The Big Necessity – Cannonball Read #33

The Big Necessity: The Unmentionable World of Human Waste and Why It Matters by Rose George

In a world increasingly concerned with both sanitation and impending shortages of fresh water the developed world can no longer afford to turn its nose up at alternate solutions to the removal of shit. Poop is a problem. In the developed world we freak out when a single shipment of ground beef or organic spinach is contaminated with e. coli. Most of the world doesn’t experience a day without waste contaminating what they ingest.  When experts talk about water related problems and access to clean drinking water what they are really talking about are shit problems and the fact that most people are literally shitting where they eat.

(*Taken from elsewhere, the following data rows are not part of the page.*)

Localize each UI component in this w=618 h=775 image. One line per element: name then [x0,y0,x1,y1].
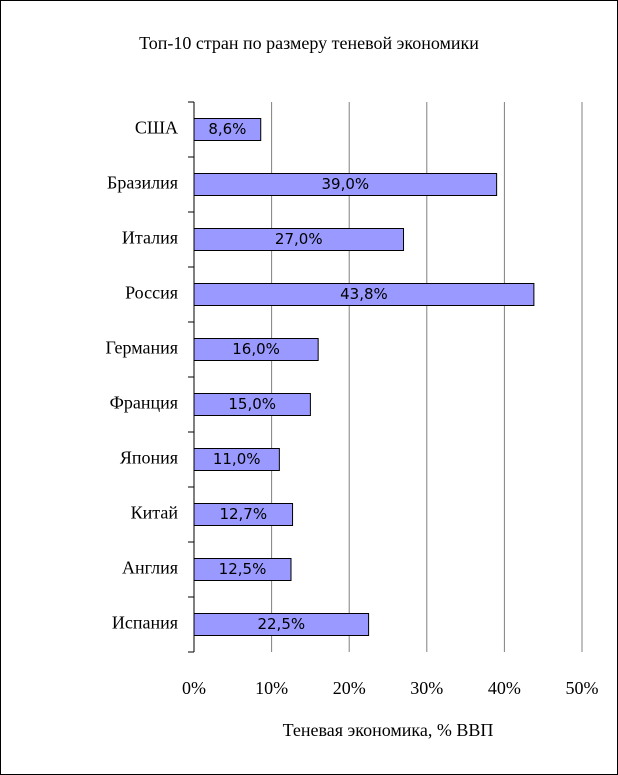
data-label: 12,7% [219,505,267,523]
bar [193,118,262,141]
bar [193,558,292,581]
y-tick-label: Франция [110,393,178,413]
y-tick-label: Китай [131,503,179,523]
y-tick-label: Россия [125,283,178,303]
y-tick-label: Испания [112,613,178,633]
data-label: 27,0% [275,230,323,248]
x-axis-title: Теневая экономика, % ВВП [283,720,494,740]
bar [193,613,370,636]
y-tick-label: Япония [120,448,178,468]
bar [193,503,294,526]
data-label: 15,0% [228,395,276,413]
x-tick-label: 40% [488,678,521,698]
y-tick-label: Бразилия [107,173,178,193]
data-label: 12,5% [219,560,267,578]
chart-title: Топ-10 стран по размеру теневой экономик… [139,33,479,53]
y-tick-label: Италия [122,228,178,248]
x-tick-label: 0% [182,678,206,698]
data-label: 8,6% [208,120,246,138]
data-label: 16,0% [232,340,280,358]
data-label: 11,0% [213,450,261,468]
y-tick-label: США [135,118,178,138]
data-label: 43,8% [340,285,388,303]
bar [193,228,405,251]
bar [193,338,319,361]
bar [193,393,311,416]
x-tick-label: 10% [255,678,288,698]
x-tick-label: 30% [410,678,443,698]
data-label: 22,5% [257,615,305,633]
bar [193,173,498,196]
data-label: 39,0% [321,175,369,193]
y-tick-label: Германия [105,338,178,358]
x-tick-label: 50% [566,678,599,698]
x-tick-label: 20% [333,678,366,698]
y-tick-label: Англия [122,558,178,578]
bar [193,448,280,471]
bar [193,283,535,306]
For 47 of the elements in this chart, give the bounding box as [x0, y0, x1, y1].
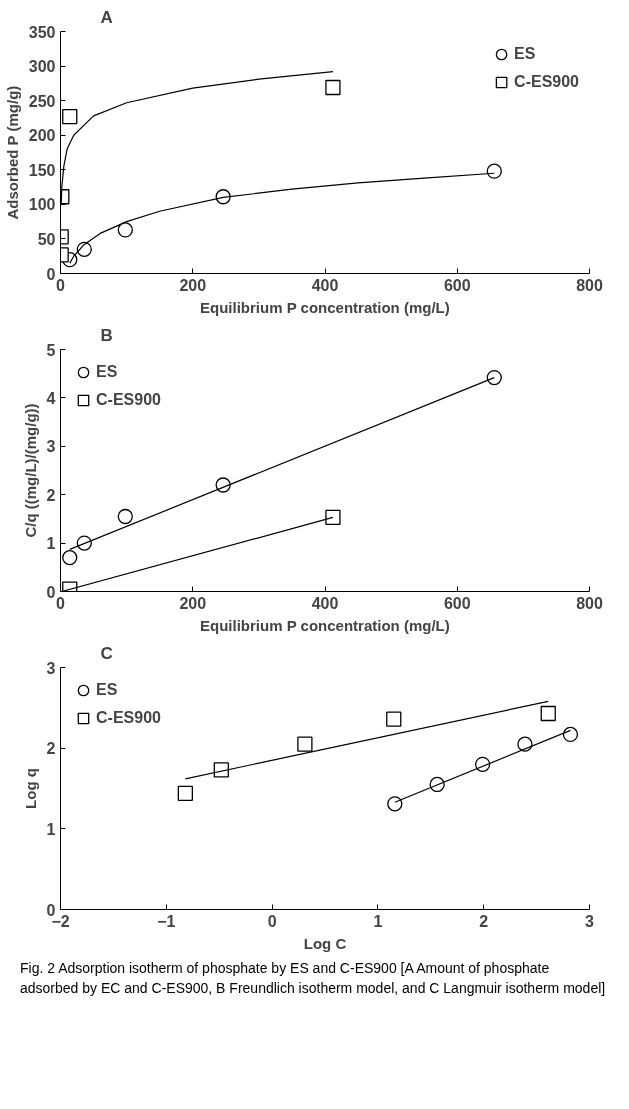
y-tick-label: 150	[28, 161, 56, 179]
x-tick-label: 2	[479, 912, 489, 930]
legend-label: ES	[96, 363, 118, 381]
legend-label: C-ES900	[514, 73, 579, 91]
x-tick-label: 1	[373, 912, 383, 930]
x-tick-label: 200	[179, 276, 207, 294]
chart-title: B	[100, 325, 113, 345]
y-tick-label: 0	[46, 265, 56, 283]
y-tick-label: 4	[46, 389, 56, 407]
x-tick-label: −1	[157, 912, 176, 930]
x-tick-label: 3	[585, 912, 595, 930]
y-tick-label: 2	[46, 486, 56, 504]
legend-label: C-ES900	[96, 391, 161, 409]
x-tick-label: 0	[267, 912, 277, 930]
y-tick-label: 200	[28, 127, 56, 145]
chart-title: C	[100, 643, 113, 663]
x-tick-label: 800	[576, 594, 603, 612]
x-axis-title: Log C	[303, 934, 347, 952]
x-tick-label: 800	[576, 276, 603, 294]
legend-label: C-ES900	[96, 709, 161, 727]
x-axis-title: Equilibrium P concentration (mg/L)	[200, 616, 450, 634]
y-tick-label: 3	[46, 438, 56, 456]
y-tick-label: 2	[46, 740, 56, 758]
y-tick-label: 300	[28, 58, 56, 76]
y-tick-label: 0	[46, 901, 56, 919]
caption: Fig. 2 Adsorption isotherm of phosphate by ES and C-ES900 [A Amount of phosphate adsorbed by EC and C-ES900, B Freundlich isotherm model, and C Langmuir isotherm model]	[20, 959, 607, 998]
x-tick-label: 200	[179, 594, 207, 612]
y-tick-label: 1	[46, 820, 56, 838]
x-tick-label: 400	[311, 594, 339, 612]
x-tick-label: 600	[443, 276, 471, 294]
y-tick-label: 100	[28, 196, 56, 214]
y-tick-label: 50	[37, 230, 56, 248]
y-axis-title: Log q	[21, 768, 39, 809]
y-tick-label: 250	[28, 92, 56, 110]
x-tick-label: 600	[443, 594, 471, 612]
y-tick-label: 1	[46, 535, 56, 553]
y-axis-title: Adsorbed P (mg/g)	[3, 85, 21, 220]
x-tick-label: 400	[311, 276, 339, 294]
y-axis-title: C/q ((mg/L)/(mg/g))	[21, 403, 39, 538]
y-tick-label: 350	[28, 23, 56, 41]
x-axis-title: Equilibrium P concentration (mg/L)	[200, 298, 450, 316]
chart-title: A	[100, 7, 113, 27]
y-tick-label: 3	[46, 659, 56, 677]
y-tick-label: 5	[46, 341, 56, 359]
legend-label: ES	[514, 45, 536, 63]
legend-label: ES	[96, 681, 118, 699]
y-tick-label: 0	[46, 583, 56, 601]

The author traveled the world and examines how different societies interact with excrement. She describes the incredibly high tech world of Japanese toilets as well as the countryside of India where most people don’t even have a pit latrine.  The range of methods of disposal is mind boggling. What is clear is how important the toilet and modern sewers are to the development of the first world. It is also clear how desperately the third world needs to develop sustainable means of sequestering human effluvia.

Pretoilet systems of waste disposal leveraged the uses of human-ure and created a complete cycle that ensured that waste wasn’t wasted. In China, human-ure is still used in vast quantities as fertilizer. Biosolids – the term for the treated waste from a sewage plants – are used to fertilize crops in the US. Neither the Chinese nor the US products are necessarily processed to the level that would render them safe to be used around people. There are plants that make biosolids safe enough to let your kids roll around in it but those plants are few and far between.

The flush toilet is one of the greatest inventions of all time but is still problematic because of its inefficiency. Because of our skittishness about human waste we refuse to see the potential in our poop. We need to get it out of sight as quickly and painlessly as possible. Even if that means using enough water to keep a person alive for a week every time we flush.  In countries like India it is simply not feasible to waste that much potable water. Sanitation efforts in developing nations are focused on latrines that use either no water or a bare minimum.

In especially impoverished rural areas, biogas digesters are popular. They combine human and livestock excrement and create usable biosolids as well as bio-gas. This gas can be used for heating, cooking and lighting. This reduces cooking time for food and the amount of time spent finding fuel for cook fires. It also reduces smoke inhalation damage and opens opportunities to pursue income generating activities for rural women. It is women’s liberation borne of a mixture of human and pig shit.

Activist efforts in the Indian countryside are focusing on educating villagers about the danger of just copping a squat. They are successful in effecting cultural change, creating towns where it is no longer acceptable to not use a latrine. Their pace is slow however, as they are converting perhaps 100-500 people at a time in a country of over 1,000,000,000. The focus in India is on creating profit generating enterprises that  provide sanitation at a feasible cost for the poor. This is a delicate balancing act as sometimes it takes a village to afford a latrine.

The day is coming when we are all going to be affected by the problems surrounding poop. This book was an education. I will never again take the cleanliness of my drinking water or my bottom for granted.